Alfonso Rodríguez-Gil
José A. Pérez-Simón
Jerome Ritz
João F. Lacerda
Maria VD. Soares- 1Instituto de Biomedicina de Sevilla, Centro Superior de Investigaciones Científicas (IBIS/CSIC), Universidad de Sevilla, Seville, Spain
- 2Departamento de Hematología, Hospital Universitario Virgen del Rocío, Seville, Spain
- 3Department of Medical Oncology, Dana-Farber Cancer Institute, Boston, MA, United States
- 4Serviço de Hematologia e Transplantação de Medula, Hospital de Santa Maria, Centro Hospitalar Lisboa Norte, Lisbon, Portugal
- 5Instituto de Medicina Molecular João Lobo Antunes, Faculdade de Medicina, Universidade de Lisboa, Lisbon, Portugal
Editorial on the Research Topic
Regulatory T cells in graft-versus-host disease
Regulatory T cells (Tregs) are modulators of the immune system that play a key role in maintaining self-tolerance. Treg were initially identified by Sakaguchi as CD4+CD25+ T cells that have the ability to suppress autoimmune responses (1). They were further shown to rely on the expression of the transcription factor FOXP3 (2), whose loss leads to a lethal autoimmune condition, the IPEX syndrome (3).
The importance of Tregs to the outcome of allogeneic hematopoietic stem cell transplantation (HSCT) was soon brought into focus (4–6). Allogeneic T cells present in the graft induce thymic tissue damage resulting in impaired production of Tregs leading to a loss of immune-tolerance. Importantly, quantitative and qualitative abnormalities of Tregs have been correlated with GvHD (Graft versus Host Disease) development and prognosis. This collection addresses various strategies to modulate Treg numbers after HSCT, as means to control GVHD.

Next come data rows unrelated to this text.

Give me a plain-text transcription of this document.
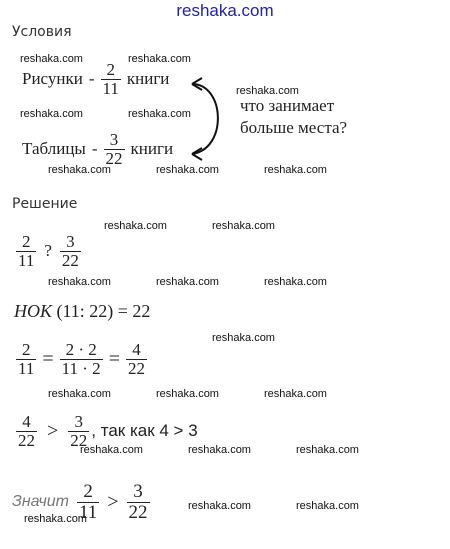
reshaka.com
Условия
Рисунки - $\frac{2}{11}$ книги
Таблицы - $\frac{3}{22}$ книги
что занимает
больше места?
Решение
$\frac{2}{11}$ ? $\frac{3}{22}$
НОК (11: 22) = 22
$\frac{2}{11} = \frac{2 \cdot 2}{11 \cdot 2} = \frac{4}{22}$
$\frac{4}{22} > \frac{3}{22}$ , так как 4 > 3
Значит $\frac{2}{11} > \frac{3}{22}$
reshaka.com	reshaka.com
reshaka.com
reshaka.com	reshaka.com
reshaka.com	reshaka.com	reshaka.com
reshaka.com	reshaka.com
reshaka.com	reshaka.com	reshaka.com
reshaka.com
reshaka.com	reshaka.com	reshaka.com
reshaka.com	reshaka.com	reshaka.com
reshaka.com	reshaka.com
reshaka.com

rTregs manipulation as a potential approach for successful HSCT outcomes
Most interventional studies using Tregs for promoting post-HSCT tolerance are focused on donor Tregs, but little attention is drawn to recipient Tregs (rTregs). Here, Copsel et al. present an interesting review discussing the current knowledge on the role of recipient Tregs to transplant outcome. Recipient Tregs show increased persistence after conditioning regimens due to their increased radio-resistance when compared to Conventional T cells (Tcons). Such radio-resistance correlated with higher Bcl2 expression levels in rTregs and leads to the persistence of tissue resident recipient T cells, including Foxp3+ Tregs, after HSCT (7). Some studies have shown that after HSCT, recipient Tregs are able to expand in an IL2 dependent manner, providing some protection against GvHD. The authors suggest that, using specific conditioning regimens, a pre-treatment to increase the number of Tregs (such as low dose IL2, rIL2/αIL2 complex, IL33 or TNFRSF25), is likely to improve transplantation outcomes.

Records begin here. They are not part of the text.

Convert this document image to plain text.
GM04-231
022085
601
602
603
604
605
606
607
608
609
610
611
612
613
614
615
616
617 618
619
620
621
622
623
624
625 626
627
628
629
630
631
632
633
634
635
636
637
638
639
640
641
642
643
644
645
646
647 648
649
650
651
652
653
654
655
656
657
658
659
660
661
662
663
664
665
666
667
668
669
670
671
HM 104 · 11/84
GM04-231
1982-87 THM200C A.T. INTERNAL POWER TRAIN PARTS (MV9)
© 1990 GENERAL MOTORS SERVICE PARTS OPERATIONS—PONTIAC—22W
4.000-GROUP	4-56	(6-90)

Increasing Tregs in vivo to decrease GvHD
Many studies have aimed to achieve increases in Tregs after HSCT in order to prevent or treat GVHD.

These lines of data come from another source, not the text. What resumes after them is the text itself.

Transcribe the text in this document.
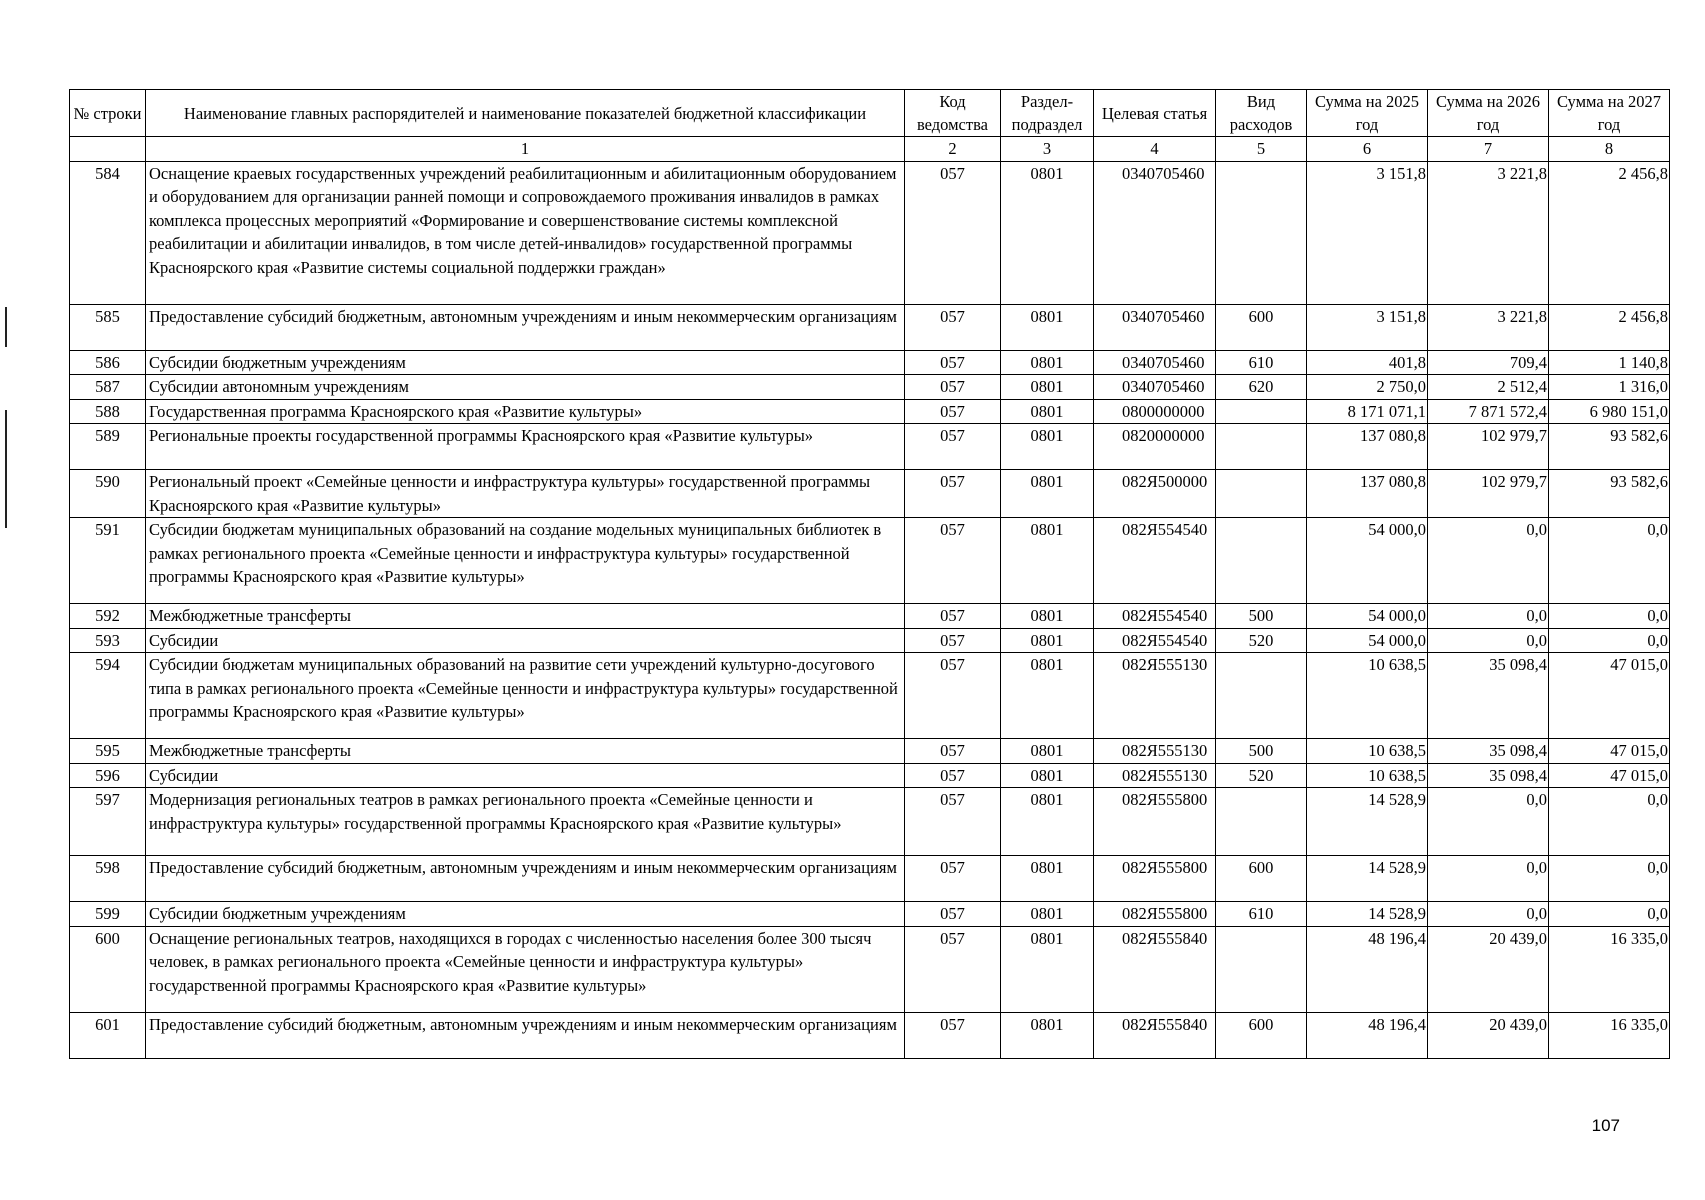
№ строки	Наименование главных распорядителей и наименование показателей бюджетной классификации	Код ведомства	Раздел-подраздел	Целевая статья	Вид расходов	Сумма на 2025 год	Сумма на 2026 год	Сумма на 2027 год
	1	2	3	4	5	6	7	8
584	Оснащение краевых государственных учреждений реабилитационным и абилитационным оборудованием и оборудованием для организации ранней помощи и сопровождаемого проживания инвалидов в рамках комплекса процессных мероприятий «Формирование и совершенствование системы комплексной реабилитации и абилитации инвалидов, в том числе детей-инвалидов» государственной программы Красноярского края «Развитие системы социальной поддержки граждан»	057	0801	0340705460		3 151,8	3 221,8	2 456,8
585	Предоставление субсидий бюджетным, автономным учреждениям и иным некоммерческим организациям	057	0801	0340705460	600	3 151,8	3 221,8	2 456,8
586	Субсидии бюджетным учреждениям	057	0801	0340705460	610	401,8	709,4	1 140,8
587	Субсидии автономным учреждениям	057	0801	0340705460	620	2 750,0	2 512,4	1 316,0
588	Государственная программа Красноярского края «Развитие культуры»	057	0801	0800000000		8 171 071,1	7 871 572,4	6 980 151,0
589	Региональные проекты государственной программы Красноярского края «Развитие культуры»	057	0801	0820000000		137 080,8	102 979,7	93 582,6
590	Региональный проект «Семейные ценности и инфраструктура культуры» государственной программы Красноярского края «Развитие культуры»	057	0801	082Я500000		137 080,8	102 979,7	93 582,6
591	Субсидии бюджетам муниципальных образований на создание модельных муниципальных библиотек в рамках регионального проекта «Семейные ценности и инфраструктура культуры» государственной программы Красноярского края «Развитие культуры»	057	0801	082Я554540		54 000,0	0,0	0,0
592	Межбюджетные трансферты	057	0801	082Я554540	500	54 000,0	0,0	0,0
593	Субсидии	057	0801	082Я554540	520	54 000,0	0,0	0,0
594	Субсидии бюджетам муниципальных образований на развитие сети учреждений культурно-досугового типа в рамках регионального проекта «Семейные ценности и инфраструктура культуры» государственной программы Красноярского края «Развитие культуры»	057	0801	082Я555130		10 638,5	35 098,4	47 015,0
595	Межбюджетные трансферты	057	0801	082Я555130	500	10 638,5	35 098,4	47 015,0
596	Субсидии	057	0801	082Я555130	520	10 638,5	35 098,4	47 015,0
597	Модернизация региональных театров в рамках регионального проекта «Семейные ценности и инфраструктура культуры» государственной программы Красноярского края «Развитие культуры»	057	0801	082Я555800		14 528,9	0,0	0,0
598	Предоставление субсидий бюджетным, автономным учреждениям и иным некоммерческим организациям	057	0801	082Я555800	600	14 528,9	0,0	0,0
599	Субсидии бюджетным учреждениям	057	0801	082Я555800	610	14 528,9	0,0	0,0
600	Оснащение региональных театров, находящихся в городах с численностью населения более 300 тысяч человек, в рамках регионального проекта «Семейные ценности и инфраструктура культуры» государственной программы Красноярского края «Развитие культуры»	057	0801	082Я555840		48 196,4	20 439,0	16 335,0
601	Предоставление субсидий бюджетным, автономным учреждениям и иным некоммерческим организациям	057	0801	082Я555840	600	48 196,4	20 439,0	16 335,0
107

In this Collection, the use of demethylating agents is explored as a strategy to increase Treg numbers in vivo. Previous studies have shown that T cell genome demethylation can induce Treg differentiation, due to the epigenetic regulation of FoxP3 (8). Here, Wang et al. developed a preclinical study combining two hypomethylating agents, 5- Azacitidine and DZnep in an acute GvHD (aGvHD) model. The combination of these agents allowed for a decrease in the doses of each individual agent to achieve clinical benefit. Furthermore, the proportion of Treg and Th2 T cells was increased, while Th1 cells were decreased (both in vitro and in vivo). In turn, such changes in cytokines and chemokines patterns, decreased the risk of aGvHD. This strategy resulted in improved survival and clinical scores, when compared to each treatment alone, without toxicity. Therefore, the combination of 5-Aza and DZNep enhanced the prophylactic effect on aGvHD.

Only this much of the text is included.